The reason was that both output and inflation were “neither too high nor too low”.
In addition, the European Central Bank initiated its own asset purchase programme a short time later, in 2015.
When the June 2016 Brexit vote sent shockwaves across the financial markets, central banks managed to promptly calm investors by promising to provide whatever support was needed.
And then 2017 gave us the best of all possible worlds. Economic growth was finally on its way up (boosting stock prices in the process), but without a resumption of inflation, which allowed central bankers to go about monetary policy normalisation at a more leisurely pace.
So, the leading central banks are now poised to scale back or even ditch their previous policies. That’s assuredly good news for the economy.
But investors need to realise that the growth drivers they have grown accustomed to are soon to go into reverse. There is no justification anymore for a continuous fall in interest rates.
Central bank intervention had driven them so far down that they were disconnected from economic reality. Interest rates must now move back up to normal levels.
Unfortunately, the Trump administration’s tax cuts have poured fuel on the fire. They will swell the federal budget deficit and force the US government to borrow more – just when the Fed is starting to pull back.
That means there are now two sources of upward pressure on bond yields, before even worrying about inflation.
In Europe, yields on German government paper are quite obviously still far from “normal” levels, even after inching up to 0.75 per cent.
Financial markets must now revert to realistic prices. Waking from such a pleasant dream will understandably be a new experience.
Once stock and bond prices have overcome the ensuing instability and adjusted to the new reality, investors will need to assure themselves that the economy is still in good enough shape to become the new driver of a stockmarket rally, this time based on sound valuations.
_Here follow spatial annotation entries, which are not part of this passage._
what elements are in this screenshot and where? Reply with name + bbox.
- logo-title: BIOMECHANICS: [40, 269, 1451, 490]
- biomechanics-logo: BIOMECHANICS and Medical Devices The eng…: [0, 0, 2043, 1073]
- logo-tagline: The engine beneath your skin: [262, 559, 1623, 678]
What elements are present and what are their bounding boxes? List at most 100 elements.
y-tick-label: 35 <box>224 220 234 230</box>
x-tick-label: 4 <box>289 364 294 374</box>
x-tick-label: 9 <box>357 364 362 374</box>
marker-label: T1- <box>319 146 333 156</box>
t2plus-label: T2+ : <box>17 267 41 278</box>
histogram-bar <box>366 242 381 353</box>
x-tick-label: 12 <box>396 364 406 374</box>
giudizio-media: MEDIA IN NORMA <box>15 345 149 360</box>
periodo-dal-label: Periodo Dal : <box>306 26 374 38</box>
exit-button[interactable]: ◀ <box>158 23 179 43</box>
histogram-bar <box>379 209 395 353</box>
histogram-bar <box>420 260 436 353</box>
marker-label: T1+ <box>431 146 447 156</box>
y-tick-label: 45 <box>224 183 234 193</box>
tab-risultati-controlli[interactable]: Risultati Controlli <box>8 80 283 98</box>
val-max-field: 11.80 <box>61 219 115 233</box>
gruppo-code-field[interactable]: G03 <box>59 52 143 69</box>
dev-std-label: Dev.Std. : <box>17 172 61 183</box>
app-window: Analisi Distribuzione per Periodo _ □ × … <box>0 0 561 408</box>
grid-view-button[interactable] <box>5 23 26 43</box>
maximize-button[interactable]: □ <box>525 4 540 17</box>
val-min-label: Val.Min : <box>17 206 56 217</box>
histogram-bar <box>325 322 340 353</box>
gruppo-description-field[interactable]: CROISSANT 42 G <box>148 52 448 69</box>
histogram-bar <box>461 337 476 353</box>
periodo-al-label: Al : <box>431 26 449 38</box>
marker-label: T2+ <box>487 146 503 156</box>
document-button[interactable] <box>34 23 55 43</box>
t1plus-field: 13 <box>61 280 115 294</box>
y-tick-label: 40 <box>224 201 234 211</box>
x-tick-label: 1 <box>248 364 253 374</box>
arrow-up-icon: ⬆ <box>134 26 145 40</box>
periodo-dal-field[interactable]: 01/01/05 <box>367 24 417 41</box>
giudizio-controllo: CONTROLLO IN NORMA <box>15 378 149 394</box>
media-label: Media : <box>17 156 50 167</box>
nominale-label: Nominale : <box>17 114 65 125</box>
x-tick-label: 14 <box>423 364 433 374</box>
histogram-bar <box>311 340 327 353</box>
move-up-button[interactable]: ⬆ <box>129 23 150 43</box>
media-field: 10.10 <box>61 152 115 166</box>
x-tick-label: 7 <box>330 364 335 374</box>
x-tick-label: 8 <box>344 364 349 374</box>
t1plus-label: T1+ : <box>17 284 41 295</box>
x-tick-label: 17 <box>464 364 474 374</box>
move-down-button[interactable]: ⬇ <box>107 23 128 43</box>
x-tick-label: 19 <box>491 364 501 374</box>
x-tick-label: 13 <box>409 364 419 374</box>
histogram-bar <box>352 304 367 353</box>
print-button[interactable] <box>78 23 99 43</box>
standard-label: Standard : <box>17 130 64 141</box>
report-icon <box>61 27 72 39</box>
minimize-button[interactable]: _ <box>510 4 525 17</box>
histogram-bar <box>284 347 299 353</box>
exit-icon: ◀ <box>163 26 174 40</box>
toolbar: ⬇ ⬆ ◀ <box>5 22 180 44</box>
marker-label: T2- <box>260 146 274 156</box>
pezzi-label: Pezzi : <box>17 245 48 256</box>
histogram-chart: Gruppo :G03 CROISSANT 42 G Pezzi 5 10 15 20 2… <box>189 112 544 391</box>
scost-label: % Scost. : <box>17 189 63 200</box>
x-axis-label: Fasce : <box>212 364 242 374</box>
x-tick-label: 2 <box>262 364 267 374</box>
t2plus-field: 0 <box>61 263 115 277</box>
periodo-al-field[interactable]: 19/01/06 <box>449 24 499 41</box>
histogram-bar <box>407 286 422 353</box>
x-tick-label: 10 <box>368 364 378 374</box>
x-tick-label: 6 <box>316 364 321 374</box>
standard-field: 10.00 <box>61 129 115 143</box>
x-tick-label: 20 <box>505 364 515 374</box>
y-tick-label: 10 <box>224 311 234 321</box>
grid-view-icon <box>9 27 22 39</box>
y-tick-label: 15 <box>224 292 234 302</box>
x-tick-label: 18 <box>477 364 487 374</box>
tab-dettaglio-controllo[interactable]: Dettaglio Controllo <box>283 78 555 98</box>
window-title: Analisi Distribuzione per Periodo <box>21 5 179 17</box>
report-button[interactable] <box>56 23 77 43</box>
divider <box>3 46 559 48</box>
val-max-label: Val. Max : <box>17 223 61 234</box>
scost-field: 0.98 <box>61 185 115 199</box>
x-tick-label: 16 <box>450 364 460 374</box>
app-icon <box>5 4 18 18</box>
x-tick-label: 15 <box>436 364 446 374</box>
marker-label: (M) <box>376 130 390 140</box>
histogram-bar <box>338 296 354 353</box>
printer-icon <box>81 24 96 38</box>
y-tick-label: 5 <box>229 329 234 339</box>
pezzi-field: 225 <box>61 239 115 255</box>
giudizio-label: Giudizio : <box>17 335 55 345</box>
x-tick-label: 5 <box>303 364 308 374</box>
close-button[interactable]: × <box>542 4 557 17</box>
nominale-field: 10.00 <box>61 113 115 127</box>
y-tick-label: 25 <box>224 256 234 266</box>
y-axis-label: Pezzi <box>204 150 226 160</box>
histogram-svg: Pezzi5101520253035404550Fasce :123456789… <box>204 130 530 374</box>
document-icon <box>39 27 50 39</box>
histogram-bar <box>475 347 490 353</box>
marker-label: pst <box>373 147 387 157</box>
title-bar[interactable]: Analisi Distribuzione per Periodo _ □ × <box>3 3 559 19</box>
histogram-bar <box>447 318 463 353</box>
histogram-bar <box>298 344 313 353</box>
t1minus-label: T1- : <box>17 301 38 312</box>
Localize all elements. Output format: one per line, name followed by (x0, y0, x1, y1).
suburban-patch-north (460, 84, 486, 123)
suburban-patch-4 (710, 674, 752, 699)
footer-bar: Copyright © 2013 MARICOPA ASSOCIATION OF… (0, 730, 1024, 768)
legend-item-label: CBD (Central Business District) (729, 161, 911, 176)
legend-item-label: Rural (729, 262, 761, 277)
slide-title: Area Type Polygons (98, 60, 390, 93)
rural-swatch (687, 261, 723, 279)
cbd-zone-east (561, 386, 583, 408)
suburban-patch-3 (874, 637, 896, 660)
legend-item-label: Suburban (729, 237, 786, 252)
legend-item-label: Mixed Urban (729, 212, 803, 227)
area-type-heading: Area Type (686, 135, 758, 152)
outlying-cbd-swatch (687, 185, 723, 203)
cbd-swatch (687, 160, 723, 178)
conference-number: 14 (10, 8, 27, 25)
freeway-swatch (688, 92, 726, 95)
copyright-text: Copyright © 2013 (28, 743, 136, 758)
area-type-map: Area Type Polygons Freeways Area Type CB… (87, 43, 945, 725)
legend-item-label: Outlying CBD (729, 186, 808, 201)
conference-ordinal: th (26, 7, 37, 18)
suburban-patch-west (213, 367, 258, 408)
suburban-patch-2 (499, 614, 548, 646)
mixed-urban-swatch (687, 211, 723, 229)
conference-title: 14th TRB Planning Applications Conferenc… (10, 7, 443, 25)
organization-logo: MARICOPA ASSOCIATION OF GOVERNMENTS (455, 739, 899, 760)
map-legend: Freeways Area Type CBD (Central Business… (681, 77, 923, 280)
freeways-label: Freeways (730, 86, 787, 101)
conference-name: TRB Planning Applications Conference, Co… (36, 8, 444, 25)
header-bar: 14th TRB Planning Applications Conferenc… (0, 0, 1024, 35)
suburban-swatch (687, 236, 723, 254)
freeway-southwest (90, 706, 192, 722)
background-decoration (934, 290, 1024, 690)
If and when that happens, there might be golden opportunities for getting back in, as we saw after the brutal market correction in October 1987, for example.
However, if the economy were to slow, central banks would have no other option than to apply their recent remedies to restore the markets to good health. Such a U-turn would initially reassure everyone, but it would also amount to a sorry admission of failure.
That is where the real risk lies: if the economy were to still prove too fragile to handle an increase in financial stress, then growth and inflation readings might go into reverse.
We’ll find out only in a few months.